The findings and new recommendations, affirmed by the American Academy of Neurology, indicate that while TIAs were previously defined as any focal cerebral ischemic event with symptoms lasting 24 hours, that time frame was too broad. Review of the research showed that with use of the 24-hour rule, 30 to 50 percent of TIA cases developed permanent brain injury.
In effect, the paper says, waiting for a TIA symptom to last 24 hours delays treatment that could prevent a stroke and further damage to the brain.
Some physicians, Chaturvedi said, are reluctant to initiate acute stroke intervention because of concerns that symptoms may resolve spontaneously.

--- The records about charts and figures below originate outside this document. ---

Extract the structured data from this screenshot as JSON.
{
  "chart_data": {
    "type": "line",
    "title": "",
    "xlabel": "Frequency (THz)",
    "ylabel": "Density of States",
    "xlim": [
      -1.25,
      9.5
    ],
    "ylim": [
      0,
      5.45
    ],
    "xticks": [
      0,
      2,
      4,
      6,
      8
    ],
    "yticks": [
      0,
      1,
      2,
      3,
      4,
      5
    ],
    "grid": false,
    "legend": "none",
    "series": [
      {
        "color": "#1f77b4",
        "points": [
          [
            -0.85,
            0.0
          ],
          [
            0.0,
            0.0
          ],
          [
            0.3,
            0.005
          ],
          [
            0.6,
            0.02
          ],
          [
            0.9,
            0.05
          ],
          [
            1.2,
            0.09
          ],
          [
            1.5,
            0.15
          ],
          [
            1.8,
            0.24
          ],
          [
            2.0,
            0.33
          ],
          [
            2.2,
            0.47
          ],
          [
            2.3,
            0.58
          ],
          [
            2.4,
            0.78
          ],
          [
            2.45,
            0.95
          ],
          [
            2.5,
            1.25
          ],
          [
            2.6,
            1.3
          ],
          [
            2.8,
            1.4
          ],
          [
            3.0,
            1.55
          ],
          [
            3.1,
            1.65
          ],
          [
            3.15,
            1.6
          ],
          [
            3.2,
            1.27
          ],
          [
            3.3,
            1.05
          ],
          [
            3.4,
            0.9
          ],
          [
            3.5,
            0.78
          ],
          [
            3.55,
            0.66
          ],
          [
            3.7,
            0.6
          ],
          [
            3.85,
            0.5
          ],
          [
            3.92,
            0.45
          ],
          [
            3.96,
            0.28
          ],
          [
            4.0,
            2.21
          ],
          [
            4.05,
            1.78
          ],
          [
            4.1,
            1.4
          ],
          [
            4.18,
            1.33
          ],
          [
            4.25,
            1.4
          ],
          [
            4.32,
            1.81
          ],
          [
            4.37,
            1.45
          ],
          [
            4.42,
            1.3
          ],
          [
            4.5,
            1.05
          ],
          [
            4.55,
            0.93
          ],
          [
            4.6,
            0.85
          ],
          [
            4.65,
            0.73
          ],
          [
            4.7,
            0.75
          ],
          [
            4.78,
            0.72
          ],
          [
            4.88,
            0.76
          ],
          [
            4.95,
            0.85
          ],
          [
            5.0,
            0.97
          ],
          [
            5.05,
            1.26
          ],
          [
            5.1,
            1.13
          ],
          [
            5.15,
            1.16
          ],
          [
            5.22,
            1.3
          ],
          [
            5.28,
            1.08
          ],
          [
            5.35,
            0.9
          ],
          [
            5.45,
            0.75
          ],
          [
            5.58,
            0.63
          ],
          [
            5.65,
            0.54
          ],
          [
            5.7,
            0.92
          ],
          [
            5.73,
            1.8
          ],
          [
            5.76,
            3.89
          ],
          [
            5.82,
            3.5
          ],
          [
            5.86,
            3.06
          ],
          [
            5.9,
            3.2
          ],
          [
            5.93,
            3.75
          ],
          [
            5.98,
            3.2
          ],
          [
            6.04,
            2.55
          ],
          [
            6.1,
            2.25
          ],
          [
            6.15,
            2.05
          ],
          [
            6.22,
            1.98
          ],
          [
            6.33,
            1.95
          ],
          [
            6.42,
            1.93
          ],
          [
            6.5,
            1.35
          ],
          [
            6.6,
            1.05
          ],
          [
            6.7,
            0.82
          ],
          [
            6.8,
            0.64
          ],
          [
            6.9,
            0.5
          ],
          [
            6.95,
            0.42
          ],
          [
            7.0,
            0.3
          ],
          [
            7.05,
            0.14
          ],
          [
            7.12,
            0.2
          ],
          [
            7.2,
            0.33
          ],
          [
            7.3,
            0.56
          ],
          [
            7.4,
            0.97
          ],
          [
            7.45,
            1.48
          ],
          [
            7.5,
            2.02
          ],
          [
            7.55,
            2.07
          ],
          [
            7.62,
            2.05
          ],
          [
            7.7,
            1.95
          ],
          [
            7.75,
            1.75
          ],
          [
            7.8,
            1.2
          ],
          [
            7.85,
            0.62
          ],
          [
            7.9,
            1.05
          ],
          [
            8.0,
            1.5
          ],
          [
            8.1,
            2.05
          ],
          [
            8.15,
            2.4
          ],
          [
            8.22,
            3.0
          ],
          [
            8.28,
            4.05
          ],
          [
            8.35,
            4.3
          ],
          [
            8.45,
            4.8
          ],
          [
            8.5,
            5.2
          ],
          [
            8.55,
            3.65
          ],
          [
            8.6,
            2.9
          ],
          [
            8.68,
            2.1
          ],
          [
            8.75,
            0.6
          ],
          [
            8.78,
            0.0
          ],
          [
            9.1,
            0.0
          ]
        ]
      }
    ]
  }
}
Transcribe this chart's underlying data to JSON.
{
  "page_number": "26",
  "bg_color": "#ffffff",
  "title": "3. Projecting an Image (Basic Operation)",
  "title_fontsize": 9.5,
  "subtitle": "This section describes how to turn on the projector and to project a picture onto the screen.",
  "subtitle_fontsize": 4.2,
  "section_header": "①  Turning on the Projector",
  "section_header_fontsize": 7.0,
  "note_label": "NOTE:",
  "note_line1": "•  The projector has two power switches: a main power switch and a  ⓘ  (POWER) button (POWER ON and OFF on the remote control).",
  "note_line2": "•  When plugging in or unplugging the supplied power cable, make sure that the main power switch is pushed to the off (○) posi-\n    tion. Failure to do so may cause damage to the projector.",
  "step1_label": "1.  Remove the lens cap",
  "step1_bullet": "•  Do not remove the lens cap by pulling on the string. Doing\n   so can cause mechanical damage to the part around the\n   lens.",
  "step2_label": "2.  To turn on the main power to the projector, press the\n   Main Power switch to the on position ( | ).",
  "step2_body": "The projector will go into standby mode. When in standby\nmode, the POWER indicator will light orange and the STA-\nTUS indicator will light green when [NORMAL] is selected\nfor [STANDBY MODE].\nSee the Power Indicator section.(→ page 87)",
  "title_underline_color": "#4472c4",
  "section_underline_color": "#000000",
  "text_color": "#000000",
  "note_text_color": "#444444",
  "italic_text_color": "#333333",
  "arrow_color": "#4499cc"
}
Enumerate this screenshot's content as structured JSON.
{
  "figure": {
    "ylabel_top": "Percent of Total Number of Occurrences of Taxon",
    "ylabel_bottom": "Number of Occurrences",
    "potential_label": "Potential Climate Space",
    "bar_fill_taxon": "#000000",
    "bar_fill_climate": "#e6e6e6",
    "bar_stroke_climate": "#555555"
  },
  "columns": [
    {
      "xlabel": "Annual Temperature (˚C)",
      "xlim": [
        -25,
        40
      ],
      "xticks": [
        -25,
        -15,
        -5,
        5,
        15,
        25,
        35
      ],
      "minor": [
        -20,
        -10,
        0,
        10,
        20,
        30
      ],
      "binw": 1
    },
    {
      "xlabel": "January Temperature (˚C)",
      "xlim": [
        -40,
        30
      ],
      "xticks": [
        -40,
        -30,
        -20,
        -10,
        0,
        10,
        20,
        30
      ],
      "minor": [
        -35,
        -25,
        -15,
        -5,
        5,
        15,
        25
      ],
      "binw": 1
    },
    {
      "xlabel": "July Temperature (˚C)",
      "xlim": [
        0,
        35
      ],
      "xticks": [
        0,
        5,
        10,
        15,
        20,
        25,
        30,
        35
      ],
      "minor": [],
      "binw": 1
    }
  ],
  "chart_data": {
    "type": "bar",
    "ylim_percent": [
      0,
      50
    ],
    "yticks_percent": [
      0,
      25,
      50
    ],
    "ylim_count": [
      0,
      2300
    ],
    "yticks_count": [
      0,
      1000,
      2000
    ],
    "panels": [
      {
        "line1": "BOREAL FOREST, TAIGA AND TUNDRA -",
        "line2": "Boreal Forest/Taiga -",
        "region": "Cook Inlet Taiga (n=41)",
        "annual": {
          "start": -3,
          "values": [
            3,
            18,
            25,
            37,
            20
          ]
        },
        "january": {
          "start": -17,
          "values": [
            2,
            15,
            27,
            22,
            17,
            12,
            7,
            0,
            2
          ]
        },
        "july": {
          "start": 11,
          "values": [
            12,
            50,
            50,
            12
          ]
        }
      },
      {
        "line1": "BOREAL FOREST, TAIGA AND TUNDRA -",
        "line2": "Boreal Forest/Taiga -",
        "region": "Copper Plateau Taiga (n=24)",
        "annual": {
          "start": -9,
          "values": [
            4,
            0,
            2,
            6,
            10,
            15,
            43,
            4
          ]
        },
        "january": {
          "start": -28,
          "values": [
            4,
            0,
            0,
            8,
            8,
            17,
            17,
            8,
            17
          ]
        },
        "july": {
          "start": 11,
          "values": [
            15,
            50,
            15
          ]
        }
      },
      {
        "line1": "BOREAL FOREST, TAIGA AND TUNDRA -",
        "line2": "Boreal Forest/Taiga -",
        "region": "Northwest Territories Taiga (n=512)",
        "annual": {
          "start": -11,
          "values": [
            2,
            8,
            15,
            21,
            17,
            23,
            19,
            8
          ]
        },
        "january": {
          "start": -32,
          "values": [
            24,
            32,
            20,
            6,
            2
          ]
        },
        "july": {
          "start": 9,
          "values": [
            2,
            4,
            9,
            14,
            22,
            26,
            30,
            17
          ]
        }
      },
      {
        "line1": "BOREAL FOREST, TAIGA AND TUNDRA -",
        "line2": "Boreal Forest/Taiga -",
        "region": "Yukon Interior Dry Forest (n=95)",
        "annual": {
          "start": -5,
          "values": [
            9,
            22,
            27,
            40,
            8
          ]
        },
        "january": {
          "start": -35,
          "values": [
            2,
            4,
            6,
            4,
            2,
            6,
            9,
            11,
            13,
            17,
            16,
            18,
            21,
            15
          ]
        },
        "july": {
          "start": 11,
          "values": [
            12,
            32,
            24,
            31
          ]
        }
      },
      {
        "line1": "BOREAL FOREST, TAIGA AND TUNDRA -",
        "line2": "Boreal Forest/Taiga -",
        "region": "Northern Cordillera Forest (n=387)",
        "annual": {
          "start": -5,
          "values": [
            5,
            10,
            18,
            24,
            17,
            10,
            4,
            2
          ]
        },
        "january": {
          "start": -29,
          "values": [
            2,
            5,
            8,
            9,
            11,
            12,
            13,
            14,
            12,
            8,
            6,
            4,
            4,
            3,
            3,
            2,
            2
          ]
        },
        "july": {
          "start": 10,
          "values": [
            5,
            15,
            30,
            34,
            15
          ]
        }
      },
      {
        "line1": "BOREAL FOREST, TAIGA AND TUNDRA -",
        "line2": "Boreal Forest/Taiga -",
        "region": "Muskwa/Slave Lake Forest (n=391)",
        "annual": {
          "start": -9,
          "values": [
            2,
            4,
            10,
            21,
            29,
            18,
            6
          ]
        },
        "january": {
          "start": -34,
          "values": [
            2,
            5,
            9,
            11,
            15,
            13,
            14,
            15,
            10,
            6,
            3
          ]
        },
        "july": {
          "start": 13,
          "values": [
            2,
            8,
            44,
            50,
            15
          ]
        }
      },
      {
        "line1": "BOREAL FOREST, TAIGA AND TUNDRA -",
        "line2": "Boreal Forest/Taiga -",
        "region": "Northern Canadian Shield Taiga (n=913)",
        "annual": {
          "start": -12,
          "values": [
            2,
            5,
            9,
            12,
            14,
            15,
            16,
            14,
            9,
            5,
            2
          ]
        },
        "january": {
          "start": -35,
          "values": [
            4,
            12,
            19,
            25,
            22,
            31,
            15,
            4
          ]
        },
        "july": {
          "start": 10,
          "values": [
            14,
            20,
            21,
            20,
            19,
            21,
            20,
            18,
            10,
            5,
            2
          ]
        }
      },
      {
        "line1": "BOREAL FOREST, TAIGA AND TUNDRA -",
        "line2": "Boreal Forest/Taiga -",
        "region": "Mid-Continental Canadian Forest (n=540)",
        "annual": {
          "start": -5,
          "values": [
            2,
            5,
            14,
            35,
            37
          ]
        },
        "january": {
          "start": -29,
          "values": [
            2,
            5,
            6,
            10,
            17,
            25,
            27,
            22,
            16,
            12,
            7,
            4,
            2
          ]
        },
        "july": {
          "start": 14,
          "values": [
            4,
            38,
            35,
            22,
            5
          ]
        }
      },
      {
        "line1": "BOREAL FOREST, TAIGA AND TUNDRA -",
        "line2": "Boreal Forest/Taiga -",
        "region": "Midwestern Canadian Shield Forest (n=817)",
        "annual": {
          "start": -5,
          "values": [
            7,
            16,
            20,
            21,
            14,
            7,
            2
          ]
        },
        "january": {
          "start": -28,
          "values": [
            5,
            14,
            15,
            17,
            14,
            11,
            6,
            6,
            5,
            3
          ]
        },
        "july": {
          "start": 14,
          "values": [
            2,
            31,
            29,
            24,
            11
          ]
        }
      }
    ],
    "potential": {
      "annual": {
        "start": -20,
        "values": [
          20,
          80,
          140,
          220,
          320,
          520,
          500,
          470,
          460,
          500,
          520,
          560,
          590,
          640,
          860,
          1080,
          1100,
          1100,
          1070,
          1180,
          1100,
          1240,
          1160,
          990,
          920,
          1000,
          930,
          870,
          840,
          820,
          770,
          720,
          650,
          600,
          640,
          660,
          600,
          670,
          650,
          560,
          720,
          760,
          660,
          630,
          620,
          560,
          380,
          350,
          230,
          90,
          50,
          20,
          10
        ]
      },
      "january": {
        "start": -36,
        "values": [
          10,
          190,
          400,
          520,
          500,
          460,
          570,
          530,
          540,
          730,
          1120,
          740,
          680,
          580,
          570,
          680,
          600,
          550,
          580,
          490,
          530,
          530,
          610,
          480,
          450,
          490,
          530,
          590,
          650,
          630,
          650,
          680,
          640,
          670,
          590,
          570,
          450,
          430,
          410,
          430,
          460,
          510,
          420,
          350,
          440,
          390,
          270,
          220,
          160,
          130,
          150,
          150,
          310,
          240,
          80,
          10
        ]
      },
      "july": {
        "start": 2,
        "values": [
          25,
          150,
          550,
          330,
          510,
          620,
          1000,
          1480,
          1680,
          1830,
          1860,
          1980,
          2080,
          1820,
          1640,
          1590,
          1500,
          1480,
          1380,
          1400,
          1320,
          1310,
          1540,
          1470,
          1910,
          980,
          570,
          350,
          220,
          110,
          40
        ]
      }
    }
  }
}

The former standby of a 24-hour definition for TIA encourages a "wait and see" approach over immediate intervention. Patients with TIA symptoms lasting more than just a single hour, however, are "highly likely" to develop permanent damage if treatment is not provided immediately.
"TIAs are often not recognized by patients as well as primary care physicians," Dr. Chaturvedi said. "This document provides current thinking on the appropriate diagnosis and evaluation of suspected TIAs. TIAs are an important warning sign of a potential future stroke, and this paper from the American Heart Association/Stroke Association reinforces this message."
Acute stroke interventions such as intravenous tissue plasminogen activator must be administered much sooner than 24 hours after symptom onset. The sooner tissue plasminogen activator is administered, the greater its efficacy.
Chaturvedi, co-author of the 2004 book "Transient Ischemic Attacks," is president of the Michigan Neurological Association.
His new diagnostic recommendations include that suspected TIA patients undergo neuroimaging evaluation within 24 hours of symptom onset, preferably with magnetic resonance imaging. In addition, noninvasive imaging of the cervical vessels should be performed and noninvasive imaging of intracranial vessels is considered "reasonable."
The paper, "Definition and Evaluation of Transient Ischemic Attack: A Scientific Statement for Healthcare Professionals From the American Heart Association/American Stroke Association Stroke Council; Council on Cardiovascular Surgery and Anesthesia; Council on Cardiovascular Radiology and Intervention; Council on Cardiovascular Nursing; and the Interdisciplinary Council on Peripheral Vascular Disease," was published in the May issue of Stroke, the online Journal of the American Heart Association.